We had just completed celebrating Chanukah together, and had been thinking deeply about the symbolic power of flames, light and communal ritual to create meaning and change. This new type of ritual allowed us to explore these ideas in a new unexpected way, resonating in the moment and throughout the retreat.
This was our fifth International Jewish Artist Retreat, and we continue to build and learn each time, and this year represented our most diverse group ever geographically. We had 63 artists from 14 countries with our first artists from Australia and South Africa! We were so pleased to have a strong representation of 14 artists from Latin America, I don’t think the walls of the Garrison Institute have ever heard so much beautiful singing in Spanish.
To give a sense of the local art scene and to use the expertise we had nearby, we brought in experienced local and NYC art professionals to teach Master Class sessions which included, How to Use Marketing to Increase Your Profile, The Two States of Jewish Culture, Presenting Emerging Artists: Best Practices for Relationships with Presenters, Building Relationships: Artists and Jewish Cultural Organizations, and Residencies.
The most interesting and idiosyncratic part of our time together were the 22 sessions taught by artists, which was a magical smorgasbord of topics and ways to learn.
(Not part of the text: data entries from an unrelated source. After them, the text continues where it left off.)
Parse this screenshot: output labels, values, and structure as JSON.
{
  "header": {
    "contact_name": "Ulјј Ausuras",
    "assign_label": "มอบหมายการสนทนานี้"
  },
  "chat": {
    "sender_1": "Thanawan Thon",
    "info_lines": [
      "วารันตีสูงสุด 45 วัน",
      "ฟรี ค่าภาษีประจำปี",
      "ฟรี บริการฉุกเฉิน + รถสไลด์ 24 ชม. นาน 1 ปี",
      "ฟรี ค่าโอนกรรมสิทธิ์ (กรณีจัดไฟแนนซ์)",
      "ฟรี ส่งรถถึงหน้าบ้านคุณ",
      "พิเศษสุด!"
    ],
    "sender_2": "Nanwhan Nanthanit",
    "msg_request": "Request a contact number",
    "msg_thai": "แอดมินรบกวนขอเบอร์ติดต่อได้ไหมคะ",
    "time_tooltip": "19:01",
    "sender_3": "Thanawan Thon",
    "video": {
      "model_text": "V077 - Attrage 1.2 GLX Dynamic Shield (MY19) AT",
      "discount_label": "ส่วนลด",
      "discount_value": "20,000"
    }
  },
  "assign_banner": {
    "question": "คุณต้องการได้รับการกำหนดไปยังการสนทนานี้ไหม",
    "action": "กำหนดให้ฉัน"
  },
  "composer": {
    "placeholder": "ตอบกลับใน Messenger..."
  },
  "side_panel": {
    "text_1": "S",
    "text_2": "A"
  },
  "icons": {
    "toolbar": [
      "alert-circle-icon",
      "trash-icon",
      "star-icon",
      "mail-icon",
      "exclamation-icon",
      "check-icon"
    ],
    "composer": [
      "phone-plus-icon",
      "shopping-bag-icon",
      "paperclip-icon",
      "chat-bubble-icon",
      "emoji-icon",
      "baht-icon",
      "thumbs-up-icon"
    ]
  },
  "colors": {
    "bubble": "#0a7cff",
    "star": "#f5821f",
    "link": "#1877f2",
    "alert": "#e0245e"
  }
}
Whether you wanted to paint latex pastrami at Raya Bruckenthal’s Kosher-Style, or experiment with diverse traditions of calligraphy with Tunni Kraus or sing with Ella Joy Meir at Vocalize Yourself, there was something to explore at each moment. And we were overjoyed at the loud and joyful disagreements at Roni Packer’s Hummus for Dreamers, where a diverse international group peeled chickpeas and argued the merits of more tahini, less lemon, more salt until late in the evening.